Il aura fallu attendre 18 h 20, samedi, pour que l’Assemblée nationale aborde enfin le volet «droit du travail» du projet de loi Macron. En moins de douze heures, la poignée de députés encore présente dans l’hémicycle a balayé une série d’articles et d’amendements sur la justice prud’homale, le dialogue social ou encore les licenciements collectifs. Autant de réformes qui divisent les députés depuis plusieurs semaines - jusqu’au sein de la majorité -, et qui auraient mérité, sans aucun doute, un peu plus de temps de débats.
Raccourcir les délais aux prud’hommes, mais à quel prix ?
Combattu par les organisations syndicales, tant salariales que patronales, comme l'a rappelé Jacqueline Fraysse, députée communiste, l'article 83 du projet de loi Macron, vise à simplifier la justice prud'homale. Objectif : réduire la moyenne de traitement des affaires, qui atteint aujourd'hui plus de quinze mois (et jusqu'à vingt-neuf mois). Il veut aussi renforcer la qualité des procédures, en favorisant notamment l'étape de la conciliation, qui ne permet de résoudre actuellement que 6% des affaires. Pour y parvenir, le texte prévoit une meilleure formation des conseillers, la création d'un statut de «défenseur syndical» chargé d'assister ou de représenter les parties, la mise en place d'un bureau de jugement restreint à deux conseillers statuant dans un délai de trois mois ou encore la possibilité de recourir directement à un juge départiteur en cas d'échec de la conciliation. Un point dénoncé par Jacqueline Fraysse, qui souligne le risque «d'une justice à plusieurs vitesses» et le manque de moyens des prud'hommes.
La mise en place d’une grille va-t-elle de dénaturer la justice prud’homale ?
La «barémisation» des dommages et intérêts versés par l'employeur au salarié licencié est un point de tension. Né d'un amendement gouvernemental adopté à 30 pour 39 votants, le texte instaure un «référentiel» calculé à partir de la jurisprudence. Mis à disposition du juge pour trancher les montants alloués, il n'est qu'indicatif, sauf lorsque les deux parties demandent conjointement son application. Pour les rapporteurs du texte, il permettra d'harmoniser les jugements. Au risque, selon l'UDI Francis Vercamer, de «déposséder un peu le juge». Un avis partagé par Emmanuel Mauger, avocat spécialisé en droit du travail, pour qui «toute idée de barème est contraire à l'individualisation du préjudice et la prise en compte de la situation des personnes».
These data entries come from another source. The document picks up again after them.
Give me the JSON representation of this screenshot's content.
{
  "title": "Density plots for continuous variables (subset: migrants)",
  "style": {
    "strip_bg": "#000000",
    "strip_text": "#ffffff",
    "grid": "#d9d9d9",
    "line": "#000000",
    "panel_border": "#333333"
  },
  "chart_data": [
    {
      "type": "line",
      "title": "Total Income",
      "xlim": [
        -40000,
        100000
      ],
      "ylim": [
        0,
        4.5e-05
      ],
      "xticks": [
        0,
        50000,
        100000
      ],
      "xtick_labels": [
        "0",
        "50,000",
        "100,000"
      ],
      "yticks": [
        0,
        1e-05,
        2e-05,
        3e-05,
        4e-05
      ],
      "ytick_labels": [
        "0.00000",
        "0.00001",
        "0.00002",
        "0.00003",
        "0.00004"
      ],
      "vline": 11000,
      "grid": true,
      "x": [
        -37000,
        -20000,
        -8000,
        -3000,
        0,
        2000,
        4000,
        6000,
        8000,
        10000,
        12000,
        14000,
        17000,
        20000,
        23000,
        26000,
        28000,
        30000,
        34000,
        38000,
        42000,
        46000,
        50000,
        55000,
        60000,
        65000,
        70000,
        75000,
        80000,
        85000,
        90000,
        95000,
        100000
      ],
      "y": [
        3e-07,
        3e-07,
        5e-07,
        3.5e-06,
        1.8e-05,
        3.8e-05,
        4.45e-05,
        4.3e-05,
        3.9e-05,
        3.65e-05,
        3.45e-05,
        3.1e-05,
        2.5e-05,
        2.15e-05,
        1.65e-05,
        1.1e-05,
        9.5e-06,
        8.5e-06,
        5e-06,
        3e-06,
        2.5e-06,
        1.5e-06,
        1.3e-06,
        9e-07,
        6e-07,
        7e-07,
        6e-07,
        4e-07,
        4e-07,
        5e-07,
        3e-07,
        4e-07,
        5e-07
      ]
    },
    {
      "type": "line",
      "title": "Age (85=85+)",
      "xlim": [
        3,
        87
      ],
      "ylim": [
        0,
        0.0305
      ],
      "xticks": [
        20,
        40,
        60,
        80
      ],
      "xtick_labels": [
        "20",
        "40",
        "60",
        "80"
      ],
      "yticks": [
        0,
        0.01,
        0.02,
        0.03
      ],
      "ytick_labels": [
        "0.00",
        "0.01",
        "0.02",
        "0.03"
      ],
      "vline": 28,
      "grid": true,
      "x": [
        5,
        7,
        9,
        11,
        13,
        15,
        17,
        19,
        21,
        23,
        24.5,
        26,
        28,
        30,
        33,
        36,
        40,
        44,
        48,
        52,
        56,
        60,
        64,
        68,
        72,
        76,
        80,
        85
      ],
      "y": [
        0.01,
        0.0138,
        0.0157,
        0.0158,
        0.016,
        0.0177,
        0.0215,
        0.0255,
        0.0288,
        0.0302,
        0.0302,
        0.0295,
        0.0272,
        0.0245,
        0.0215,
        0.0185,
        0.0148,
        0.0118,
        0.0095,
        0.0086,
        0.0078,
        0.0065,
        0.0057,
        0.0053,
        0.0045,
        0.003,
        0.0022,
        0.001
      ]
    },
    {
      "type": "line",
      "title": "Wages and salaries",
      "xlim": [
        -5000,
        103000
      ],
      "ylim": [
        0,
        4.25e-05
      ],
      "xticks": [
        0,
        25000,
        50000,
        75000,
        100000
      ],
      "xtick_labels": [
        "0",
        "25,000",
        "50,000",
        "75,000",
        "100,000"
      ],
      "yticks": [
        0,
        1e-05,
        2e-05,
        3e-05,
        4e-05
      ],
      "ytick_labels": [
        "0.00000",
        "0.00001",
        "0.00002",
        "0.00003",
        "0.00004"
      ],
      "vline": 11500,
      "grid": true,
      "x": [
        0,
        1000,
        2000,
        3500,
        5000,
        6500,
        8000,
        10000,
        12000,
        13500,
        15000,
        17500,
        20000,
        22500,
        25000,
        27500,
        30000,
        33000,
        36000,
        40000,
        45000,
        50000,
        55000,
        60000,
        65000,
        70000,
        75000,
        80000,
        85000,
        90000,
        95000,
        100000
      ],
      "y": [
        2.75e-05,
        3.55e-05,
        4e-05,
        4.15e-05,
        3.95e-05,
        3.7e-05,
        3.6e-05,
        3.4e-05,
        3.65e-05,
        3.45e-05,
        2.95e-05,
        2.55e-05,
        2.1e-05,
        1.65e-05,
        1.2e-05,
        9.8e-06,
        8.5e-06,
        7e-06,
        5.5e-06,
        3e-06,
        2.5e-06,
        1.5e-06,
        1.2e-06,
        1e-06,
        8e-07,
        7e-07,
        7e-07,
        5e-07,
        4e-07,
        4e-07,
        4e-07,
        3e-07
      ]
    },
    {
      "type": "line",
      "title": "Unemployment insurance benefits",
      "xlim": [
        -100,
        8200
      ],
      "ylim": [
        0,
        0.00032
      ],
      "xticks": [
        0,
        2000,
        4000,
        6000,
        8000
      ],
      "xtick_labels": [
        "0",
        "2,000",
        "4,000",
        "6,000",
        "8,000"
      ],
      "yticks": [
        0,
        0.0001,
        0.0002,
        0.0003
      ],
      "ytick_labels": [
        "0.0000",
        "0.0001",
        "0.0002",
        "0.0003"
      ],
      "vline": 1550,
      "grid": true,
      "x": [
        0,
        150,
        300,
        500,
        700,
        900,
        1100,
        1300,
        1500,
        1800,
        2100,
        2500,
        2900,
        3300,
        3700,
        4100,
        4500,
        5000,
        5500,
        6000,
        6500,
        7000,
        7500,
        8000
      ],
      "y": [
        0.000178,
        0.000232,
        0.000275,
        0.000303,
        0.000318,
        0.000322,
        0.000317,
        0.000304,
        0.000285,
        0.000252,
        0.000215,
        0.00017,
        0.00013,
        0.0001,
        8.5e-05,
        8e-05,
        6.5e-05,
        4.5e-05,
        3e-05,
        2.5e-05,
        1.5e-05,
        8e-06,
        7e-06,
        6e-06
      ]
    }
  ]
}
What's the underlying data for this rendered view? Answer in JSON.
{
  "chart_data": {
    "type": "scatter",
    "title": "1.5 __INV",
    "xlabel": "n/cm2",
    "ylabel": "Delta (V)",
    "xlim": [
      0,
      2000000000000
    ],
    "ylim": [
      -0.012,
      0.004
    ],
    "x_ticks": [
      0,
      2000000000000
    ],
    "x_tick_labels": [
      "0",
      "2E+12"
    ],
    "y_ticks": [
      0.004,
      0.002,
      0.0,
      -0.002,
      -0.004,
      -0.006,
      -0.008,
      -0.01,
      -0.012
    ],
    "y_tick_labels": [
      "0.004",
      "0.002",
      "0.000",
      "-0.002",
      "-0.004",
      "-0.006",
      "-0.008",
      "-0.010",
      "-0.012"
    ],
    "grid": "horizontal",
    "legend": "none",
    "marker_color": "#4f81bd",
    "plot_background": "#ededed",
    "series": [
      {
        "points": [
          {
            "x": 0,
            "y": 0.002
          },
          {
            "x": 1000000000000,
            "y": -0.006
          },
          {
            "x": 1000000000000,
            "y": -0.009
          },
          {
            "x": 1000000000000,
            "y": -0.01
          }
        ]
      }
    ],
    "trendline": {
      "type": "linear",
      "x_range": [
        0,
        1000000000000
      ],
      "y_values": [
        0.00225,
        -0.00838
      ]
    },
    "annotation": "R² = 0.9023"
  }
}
Pourquoi les syndicats risquent-ils de perdre du poids en cas de plan social ?
Dernières débattues, les mesures sur les procédures de licenciements collectifs ont également donné lieu à quelques échanges musclés. Le projet de loi permet à l'employeur, dans le cadre d'un plan social, d'appliquer les critères d'ordre déterminant les licenciements à une zone d'emploi. Ainsi, une entreprise qui compte plusieurs établissements pourra cibler les licenciements au sein de ce zonage, défini par l'Insee. De quoi, selon Macron, «clarifier l'incohérence d'une jurisprudence qu'a pointée le rapporteur». Jusqu'à présent, seul un accord collectif permettait de définir ce périmètre à un niveau inférieur à l'entreprise.
Appelée à se prononcer sur la validité du plan social de l'entreprise Mory-Ducros, la justice avait remis en cause, en octobre, le droit des employeurs à le déterminer de manière unilatérale. Pour l'avocat Emmanuel Mauger, ce nouveau droit accordé aux patrons pourrait réduire les marges de manœuvre des représentants des salariés dans la négociation du contenu des plans sociaux. Un discours repris même à droite, deux députés UMP ayant déposé un amendement, en date du 21 janvier, pour supprimer cet article porteur d'un «reniement du dialogue social».
Egalement dénoncé par des députés UMP et l'aile gauche de l'hémicycle, un autre article du projet de loi stipule qu'un plan de sauvegarde de l'emploi doit être apprécié au regard des moyens de l'entreprise, et non plus du groupe auquel elle appartient. Pour le gouvernement, le texte formalise un état de fait puisque l'administrateur judiciaire n'aurait jamais eu le pouvoir de contraindre les groupes à mettre des moyens supplémentaires. Mais pour la députée PS Fanélie Carrey-Conte, il s'agit surtout d'une «exonération de [leurs] responsabilités». De quoi «rassurer» un peu plus les investisseurs, notamment étrangers, comme le souhaite Macron.
Encore un geste pour les patrons ?
Le texte prévoit aussi de supprimer la peine de prison pour entrave au fonctionnement d'un comité d'entreprise. Une sanction «jamais appliquée», selon le ministre, mais à forte portée symbolique.